A notícia
No Domingão com Huck de 5 de julho, o narrador Luís Roberto, há 40 anos na TV Globo, emocionou o país ao contar por que ficou fora das transmissões da Copa do Mundo: uma neoplasia na região cervical, descoberta em exame de rotina. “São 33 sessões de radioterapia e sete de quimioterapia”, contou o jornalista, descrevendo os últimos dois meses de tratamento.
Daqui da Travessia, desejamos ao Luís Roberto uma travessia serena — e aproveitamos a pergunta que chegou de muitos pacientes esta semana: um tratamento assim afeta a boca?
A resposta precisa: depende de onde a radiação incide
Muita gente acredita que “radioterapia dá ferida na boca” sempre. Não é assim — e essa precisão importa:
- A radioterapia age onde o feixe passa.
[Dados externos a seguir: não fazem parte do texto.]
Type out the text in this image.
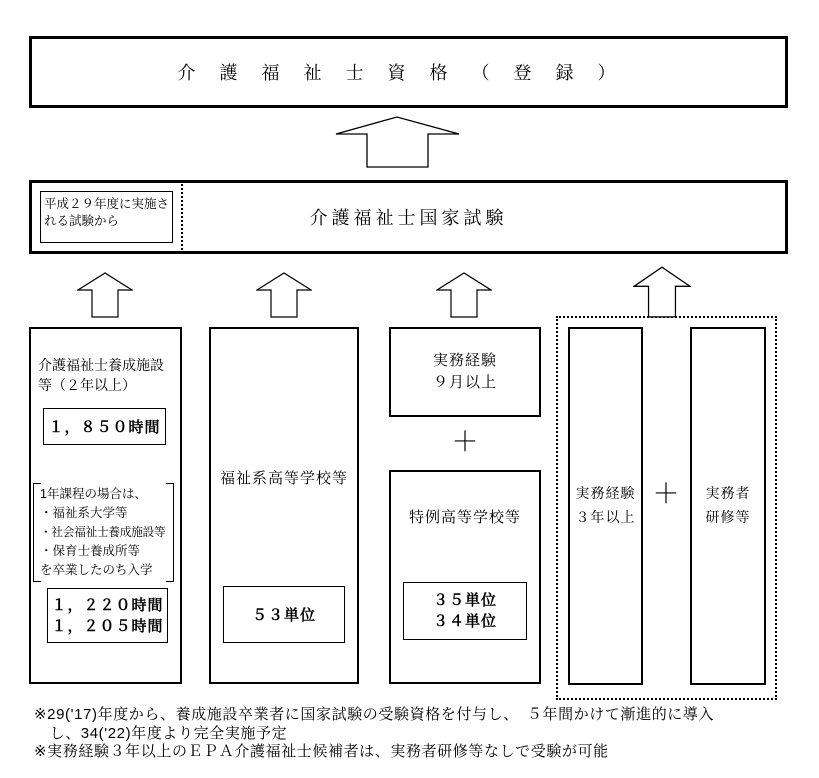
介護福祉士資格（登録）
平成２９年度に実施される試験から	介護福祉士国家試験
介護福祉士養成施設等（２年以上）
１，８５０時間
1年課程の場合は、
・福祉系大学等
・社会福祉士養成施設等
・保育士養成所等
を卒業したのち入学
１，２２０時間
１，２０５時間
福祉系高等学校等
５３単位
実務経験
９月以上
＋
特例高等学校等
３５単位
３４単位
実務経験
３年以上
＋	実務者
研修等
※29('17)年度から、養成施設卒業者に国家試験の受験資格を付与し、　５年間かけて漸進的に導入
　し、34('22)年度より完全実施予定
※実務経験３年以上のＥＰＡ介護福祉士候補者は、実務者研修等なしで受験が可能
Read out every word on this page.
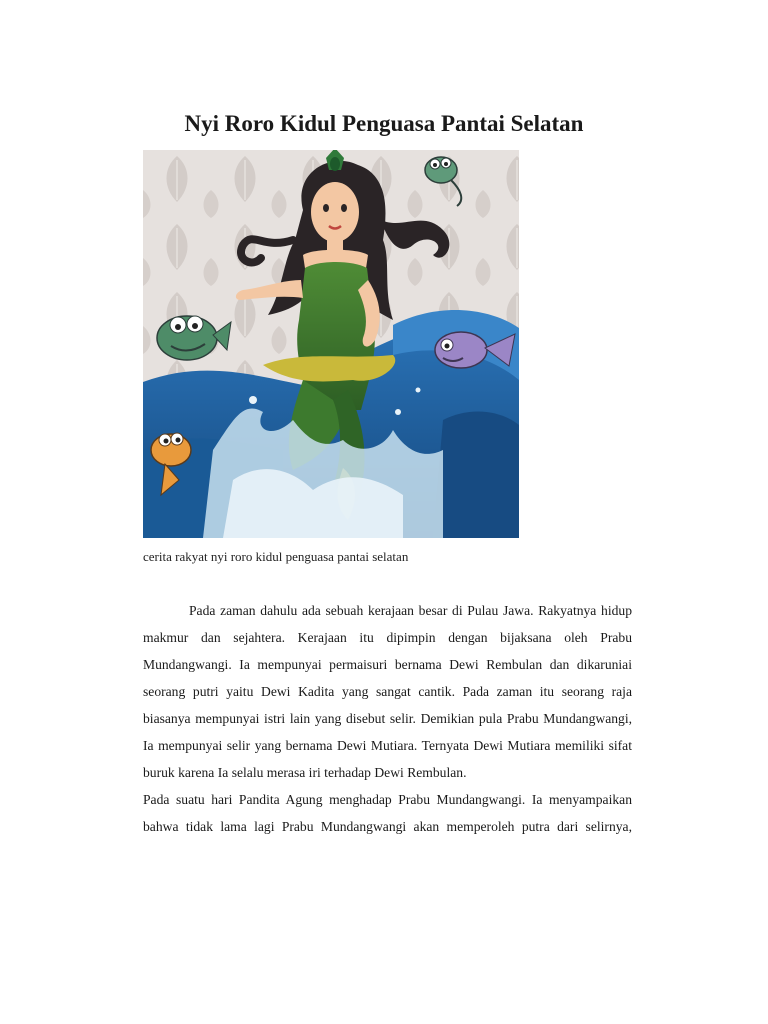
Nyi Roro Kidul Penguasa Pantai Selatan

cerita rakyat nyi roro kidul penguasa pantai selatan

Pada zaman dahulu ada sebuah kerajaan besar di Pulau Jawa. Rakyatnya hidup makmur dan sejahtera. Kerajaan itu dipimpin dengan bijaksana oleh Prabu Mundangwangi. Ia mempunyai permaisuri bernama Dewi Rembulan dan dikaruniai seorang putri yaitu Dewi Kadita yang sangat cantik. Pada zaman itu seorang raja biasanya mempunyai istri lain yang disebut selir. Demikian pula Prabu Mundangwangi, Ia mempunyai selir yang bernama Dewi Mutiara. Ternyata Dewi Mutiara memiliki sifat buruk karena Ia selalu merasa iri terhadap Dewi Rembulan.

Pada suatu hari Pandita Agung menghadap Prabu Mundangwangi. Ia menyampaikan bahwa tidak lama lagi Prabu Mundangwangi akan memperoleh putra dari selirnya,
Se o campo irradiado inclui a região da boca, da cabeça ou do pescoço, a mucosa, as glândulas salivares e os ossos maxilares podem ser afetados — com feridas, boca seca intensa e riscos ao osso que pedem preparo específico.
- Se a radiação é em outra parte do corpo (mama, próstata, abdômen, coluna), ela não atinge a boca diretamente.
- Regiões vizinhas pedem avaliação individual: em campos próximos, como o pescoço, quem define exatamente o que entra no feixe é a equipe de radio-oncologia — por isso o relatório do físico médico e a conversa entre as equipes valem mais do que qualquer generalização.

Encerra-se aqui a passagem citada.